Other Music was always more than just a record store. For the 21 years it was open, it was a hub of the New York rock scene that cultivated and promoted indie acts—some of the most influential bands in indie history. It was also a prime example of the record geek culture that inspired High Fidelity, with clerks who were infamous for writing psychotically thorough record reviews and being openly judge-y about what records you were buying. And when it shut its doors in 2016, it became a symbol of what we’re losing in the transition from physical media (and physical record stores) to streaming services with algorithms that are way less rude than the average record store snob but not even a fraction as interesting.

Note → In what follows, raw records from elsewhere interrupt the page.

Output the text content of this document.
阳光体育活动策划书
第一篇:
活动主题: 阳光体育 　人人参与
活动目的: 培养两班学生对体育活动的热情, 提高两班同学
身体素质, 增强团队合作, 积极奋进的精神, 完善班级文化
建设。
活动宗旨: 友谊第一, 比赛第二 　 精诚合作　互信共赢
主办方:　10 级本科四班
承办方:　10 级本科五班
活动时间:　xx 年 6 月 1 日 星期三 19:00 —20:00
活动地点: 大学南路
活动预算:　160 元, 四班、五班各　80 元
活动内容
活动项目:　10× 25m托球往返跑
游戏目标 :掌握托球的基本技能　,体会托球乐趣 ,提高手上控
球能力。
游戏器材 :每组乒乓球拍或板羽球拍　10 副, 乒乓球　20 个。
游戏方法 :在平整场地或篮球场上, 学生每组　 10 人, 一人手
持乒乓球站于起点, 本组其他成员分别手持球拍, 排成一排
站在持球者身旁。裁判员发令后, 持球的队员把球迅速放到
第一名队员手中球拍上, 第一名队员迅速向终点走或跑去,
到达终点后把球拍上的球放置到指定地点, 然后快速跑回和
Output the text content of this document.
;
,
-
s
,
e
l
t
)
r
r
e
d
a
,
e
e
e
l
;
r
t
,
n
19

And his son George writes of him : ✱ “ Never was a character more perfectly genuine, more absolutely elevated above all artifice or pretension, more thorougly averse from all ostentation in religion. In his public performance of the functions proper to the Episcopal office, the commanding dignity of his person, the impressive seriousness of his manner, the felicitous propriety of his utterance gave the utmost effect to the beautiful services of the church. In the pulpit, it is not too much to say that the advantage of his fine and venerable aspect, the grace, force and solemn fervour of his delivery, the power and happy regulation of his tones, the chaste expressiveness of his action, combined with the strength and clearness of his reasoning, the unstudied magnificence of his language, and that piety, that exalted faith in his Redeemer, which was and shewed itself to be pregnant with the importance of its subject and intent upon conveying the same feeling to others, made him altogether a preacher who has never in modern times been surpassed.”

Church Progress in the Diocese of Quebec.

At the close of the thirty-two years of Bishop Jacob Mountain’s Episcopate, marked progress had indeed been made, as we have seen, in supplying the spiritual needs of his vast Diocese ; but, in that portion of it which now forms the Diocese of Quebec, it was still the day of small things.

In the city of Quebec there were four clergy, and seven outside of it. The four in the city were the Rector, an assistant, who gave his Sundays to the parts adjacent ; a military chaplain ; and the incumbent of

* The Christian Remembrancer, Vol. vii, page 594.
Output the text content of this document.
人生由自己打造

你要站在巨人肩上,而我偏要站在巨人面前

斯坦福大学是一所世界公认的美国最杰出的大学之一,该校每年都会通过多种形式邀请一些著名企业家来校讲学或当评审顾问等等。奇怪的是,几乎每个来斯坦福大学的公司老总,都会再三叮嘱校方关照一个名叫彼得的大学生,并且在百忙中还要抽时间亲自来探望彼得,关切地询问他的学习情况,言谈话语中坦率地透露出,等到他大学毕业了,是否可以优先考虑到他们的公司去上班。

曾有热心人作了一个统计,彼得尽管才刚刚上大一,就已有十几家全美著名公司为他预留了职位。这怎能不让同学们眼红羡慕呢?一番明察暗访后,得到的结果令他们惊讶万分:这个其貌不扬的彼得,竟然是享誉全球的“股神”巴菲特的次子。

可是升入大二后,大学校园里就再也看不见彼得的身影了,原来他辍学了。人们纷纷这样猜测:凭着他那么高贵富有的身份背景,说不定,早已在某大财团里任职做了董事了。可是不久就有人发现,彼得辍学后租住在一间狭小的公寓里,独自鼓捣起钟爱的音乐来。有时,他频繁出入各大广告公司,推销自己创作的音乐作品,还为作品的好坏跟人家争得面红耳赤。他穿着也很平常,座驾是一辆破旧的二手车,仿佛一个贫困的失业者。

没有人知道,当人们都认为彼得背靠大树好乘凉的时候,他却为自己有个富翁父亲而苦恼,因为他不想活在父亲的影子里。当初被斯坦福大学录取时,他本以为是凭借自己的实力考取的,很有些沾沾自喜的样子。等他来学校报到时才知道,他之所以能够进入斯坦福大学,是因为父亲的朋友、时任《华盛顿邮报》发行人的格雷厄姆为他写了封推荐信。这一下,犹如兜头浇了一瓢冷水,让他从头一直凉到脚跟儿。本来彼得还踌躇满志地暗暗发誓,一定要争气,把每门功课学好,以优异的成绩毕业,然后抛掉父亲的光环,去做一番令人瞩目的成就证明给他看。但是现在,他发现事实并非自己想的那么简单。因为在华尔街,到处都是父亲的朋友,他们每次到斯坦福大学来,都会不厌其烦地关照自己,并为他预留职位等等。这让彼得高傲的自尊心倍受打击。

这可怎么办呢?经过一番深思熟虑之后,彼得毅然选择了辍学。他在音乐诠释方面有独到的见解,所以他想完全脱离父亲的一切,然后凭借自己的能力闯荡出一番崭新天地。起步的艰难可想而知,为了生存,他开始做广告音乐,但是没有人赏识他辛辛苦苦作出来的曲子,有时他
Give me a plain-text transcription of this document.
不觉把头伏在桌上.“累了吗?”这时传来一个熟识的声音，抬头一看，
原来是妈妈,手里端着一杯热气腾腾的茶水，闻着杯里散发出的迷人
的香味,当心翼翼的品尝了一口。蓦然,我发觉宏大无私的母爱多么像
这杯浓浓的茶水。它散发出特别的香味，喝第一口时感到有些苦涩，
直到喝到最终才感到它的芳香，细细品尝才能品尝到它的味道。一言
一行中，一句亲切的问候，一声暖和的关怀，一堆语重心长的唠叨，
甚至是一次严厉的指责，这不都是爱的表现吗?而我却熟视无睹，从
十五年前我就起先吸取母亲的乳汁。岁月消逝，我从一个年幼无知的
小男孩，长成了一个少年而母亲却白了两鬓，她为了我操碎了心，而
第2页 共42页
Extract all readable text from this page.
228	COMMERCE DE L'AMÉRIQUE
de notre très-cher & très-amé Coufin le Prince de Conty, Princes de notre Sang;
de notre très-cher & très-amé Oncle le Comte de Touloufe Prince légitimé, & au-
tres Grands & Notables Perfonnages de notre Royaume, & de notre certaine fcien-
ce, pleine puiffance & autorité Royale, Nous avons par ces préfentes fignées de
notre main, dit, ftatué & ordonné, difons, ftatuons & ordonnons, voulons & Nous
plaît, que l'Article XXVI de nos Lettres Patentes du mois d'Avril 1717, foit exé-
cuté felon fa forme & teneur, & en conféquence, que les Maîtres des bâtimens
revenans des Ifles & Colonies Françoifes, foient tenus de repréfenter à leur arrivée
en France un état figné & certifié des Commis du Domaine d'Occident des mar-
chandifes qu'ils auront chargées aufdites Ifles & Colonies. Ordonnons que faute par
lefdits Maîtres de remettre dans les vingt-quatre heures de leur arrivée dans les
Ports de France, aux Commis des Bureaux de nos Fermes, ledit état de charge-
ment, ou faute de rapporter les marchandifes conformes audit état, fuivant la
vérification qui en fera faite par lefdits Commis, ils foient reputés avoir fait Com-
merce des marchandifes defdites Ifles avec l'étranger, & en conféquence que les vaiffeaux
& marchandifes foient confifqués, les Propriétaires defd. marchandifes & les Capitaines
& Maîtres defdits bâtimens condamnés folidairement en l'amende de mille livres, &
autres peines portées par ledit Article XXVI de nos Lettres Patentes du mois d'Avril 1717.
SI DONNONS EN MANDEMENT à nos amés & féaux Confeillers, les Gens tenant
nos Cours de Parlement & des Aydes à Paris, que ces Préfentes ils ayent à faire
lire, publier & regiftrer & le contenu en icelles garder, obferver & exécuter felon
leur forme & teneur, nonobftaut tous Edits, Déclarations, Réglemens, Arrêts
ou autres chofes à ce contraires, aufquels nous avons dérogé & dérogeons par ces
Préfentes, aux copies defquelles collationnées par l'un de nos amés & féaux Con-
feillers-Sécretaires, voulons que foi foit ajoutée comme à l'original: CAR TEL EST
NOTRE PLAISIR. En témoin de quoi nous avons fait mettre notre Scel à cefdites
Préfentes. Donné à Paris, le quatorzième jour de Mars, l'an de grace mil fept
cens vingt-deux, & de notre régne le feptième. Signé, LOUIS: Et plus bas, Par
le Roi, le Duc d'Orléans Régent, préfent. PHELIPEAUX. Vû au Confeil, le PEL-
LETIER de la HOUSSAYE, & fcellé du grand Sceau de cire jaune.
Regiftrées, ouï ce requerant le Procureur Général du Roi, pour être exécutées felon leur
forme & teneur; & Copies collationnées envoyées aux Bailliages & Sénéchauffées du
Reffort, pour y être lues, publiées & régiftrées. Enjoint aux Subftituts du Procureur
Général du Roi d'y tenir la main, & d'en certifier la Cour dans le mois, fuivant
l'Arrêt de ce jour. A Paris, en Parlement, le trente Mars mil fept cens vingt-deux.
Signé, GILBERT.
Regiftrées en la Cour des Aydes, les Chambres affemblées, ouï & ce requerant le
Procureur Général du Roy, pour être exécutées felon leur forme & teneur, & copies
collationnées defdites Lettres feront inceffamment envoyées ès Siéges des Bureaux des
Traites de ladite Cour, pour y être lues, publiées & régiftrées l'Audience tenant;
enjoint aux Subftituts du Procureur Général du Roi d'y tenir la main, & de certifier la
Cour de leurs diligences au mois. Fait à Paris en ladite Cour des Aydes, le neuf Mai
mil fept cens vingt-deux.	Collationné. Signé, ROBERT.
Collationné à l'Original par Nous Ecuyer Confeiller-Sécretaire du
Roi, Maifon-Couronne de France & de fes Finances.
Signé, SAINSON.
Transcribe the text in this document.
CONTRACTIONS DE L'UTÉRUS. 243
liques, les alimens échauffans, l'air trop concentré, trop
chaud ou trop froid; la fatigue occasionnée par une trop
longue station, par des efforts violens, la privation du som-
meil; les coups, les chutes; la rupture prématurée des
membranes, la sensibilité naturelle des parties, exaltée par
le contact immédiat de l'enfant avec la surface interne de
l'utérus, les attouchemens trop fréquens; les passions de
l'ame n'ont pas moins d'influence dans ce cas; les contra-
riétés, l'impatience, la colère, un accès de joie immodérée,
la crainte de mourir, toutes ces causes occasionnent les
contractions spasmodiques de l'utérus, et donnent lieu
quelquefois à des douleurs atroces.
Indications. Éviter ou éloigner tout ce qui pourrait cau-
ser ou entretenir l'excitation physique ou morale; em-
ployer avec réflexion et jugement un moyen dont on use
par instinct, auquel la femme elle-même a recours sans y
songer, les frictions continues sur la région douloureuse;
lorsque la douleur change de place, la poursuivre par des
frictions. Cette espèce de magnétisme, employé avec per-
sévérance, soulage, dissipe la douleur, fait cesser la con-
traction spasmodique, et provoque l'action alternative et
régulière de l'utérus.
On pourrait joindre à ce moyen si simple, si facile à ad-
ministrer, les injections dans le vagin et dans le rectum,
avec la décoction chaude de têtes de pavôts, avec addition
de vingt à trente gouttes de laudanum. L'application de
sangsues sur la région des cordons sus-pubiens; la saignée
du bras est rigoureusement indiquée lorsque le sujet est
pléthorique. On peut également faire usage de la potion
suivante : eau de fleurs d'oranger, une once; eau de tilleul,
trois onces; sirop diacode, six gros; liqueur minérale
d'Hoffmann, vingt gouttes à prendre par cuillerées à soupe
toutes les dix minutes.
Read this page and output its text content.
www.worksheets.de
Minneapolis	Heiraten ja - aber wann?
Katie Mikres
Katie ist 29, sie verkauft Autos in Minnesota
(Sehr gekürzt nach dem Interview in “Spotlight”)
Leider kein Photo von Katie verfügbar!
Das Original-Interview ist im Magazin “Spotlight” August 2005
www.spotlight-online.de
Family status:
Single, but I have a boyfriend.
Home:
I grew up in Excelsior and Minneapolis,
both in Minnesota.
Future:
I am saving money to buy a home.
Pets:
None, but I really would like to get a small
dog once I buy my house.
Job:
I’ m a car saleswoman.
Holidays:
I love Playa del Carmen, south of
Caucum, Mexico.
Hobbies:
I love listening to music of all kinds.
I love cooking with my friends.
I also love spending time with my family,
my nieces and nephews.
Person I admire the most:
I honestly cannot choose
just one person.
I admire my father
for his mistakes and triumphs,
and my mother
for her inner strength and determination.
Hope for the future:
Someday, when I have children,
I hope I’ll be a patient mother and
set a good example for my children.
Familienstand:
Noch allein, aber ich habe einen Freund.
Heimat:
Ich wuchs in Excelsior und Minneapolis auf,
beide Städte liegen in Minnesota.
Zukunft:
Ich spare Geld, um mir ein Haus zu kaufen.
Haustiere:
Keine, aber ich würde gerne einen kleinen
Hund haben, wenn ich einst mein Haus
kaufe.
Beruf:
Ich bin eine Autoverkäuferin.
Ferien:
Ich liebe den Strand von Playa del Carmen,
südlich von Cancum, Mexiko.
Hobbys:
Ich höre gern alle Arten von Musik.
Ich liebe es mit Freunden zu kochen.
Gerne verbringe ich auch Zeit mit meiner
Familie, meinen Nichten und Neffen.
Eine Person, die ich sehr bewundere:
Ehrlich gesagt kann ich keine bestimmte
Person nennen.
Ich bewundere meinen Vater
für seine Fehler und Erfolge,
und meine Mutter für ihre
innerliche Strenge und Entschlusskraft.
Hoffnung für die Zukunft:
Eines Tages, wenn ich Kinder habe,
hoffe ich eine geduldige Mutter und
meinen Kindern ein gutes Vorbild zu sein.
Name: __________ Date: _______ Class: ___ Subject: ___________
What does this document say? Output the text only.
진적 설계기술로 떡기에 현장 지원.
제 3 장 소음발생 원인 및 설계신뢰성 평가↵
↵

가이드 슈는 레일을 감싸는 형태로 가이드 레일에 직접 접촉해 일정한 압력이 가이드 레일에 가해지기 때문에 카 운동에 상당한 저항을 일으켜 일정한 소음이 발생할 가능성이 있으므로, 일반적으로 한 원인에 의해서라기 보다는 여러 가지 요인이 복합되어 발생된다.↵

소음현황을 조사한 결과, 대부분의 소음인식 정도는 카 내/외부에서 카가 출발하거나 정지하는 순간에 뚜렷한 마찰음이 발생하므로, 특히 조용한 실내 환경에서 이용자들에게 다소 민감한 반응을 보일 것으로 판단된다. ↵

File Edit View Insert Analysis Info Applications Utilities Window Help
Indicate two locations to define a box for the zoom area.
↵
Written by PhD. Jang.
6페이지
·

The sensibly titled Other Music is the feature-length documentary that the store and its legacy deserve. Directed by filmmaking duo (and married couple) Puloma Basu and Rob Hatch-Miller, who’ve directed music videos for a bunch of Other Music-approved indie bands, it tells the story of the shop’s stubbornly defiant existence, from when it opened across the street from the biggest, busiest record retailer in New York City until its death at the hands of digital music, and looks at how it its support for indie artists and eccentric sounds would have an impact around the world.
Along with interviews with the owners and staff, the film also features members of TV On the Radio, Animal Collective, The National, Interpol, Superchunk, Depeche Mode, Yeah Yeah Yeahs, and just about every other band that sprung out of the Peak Brooklyn Indie era.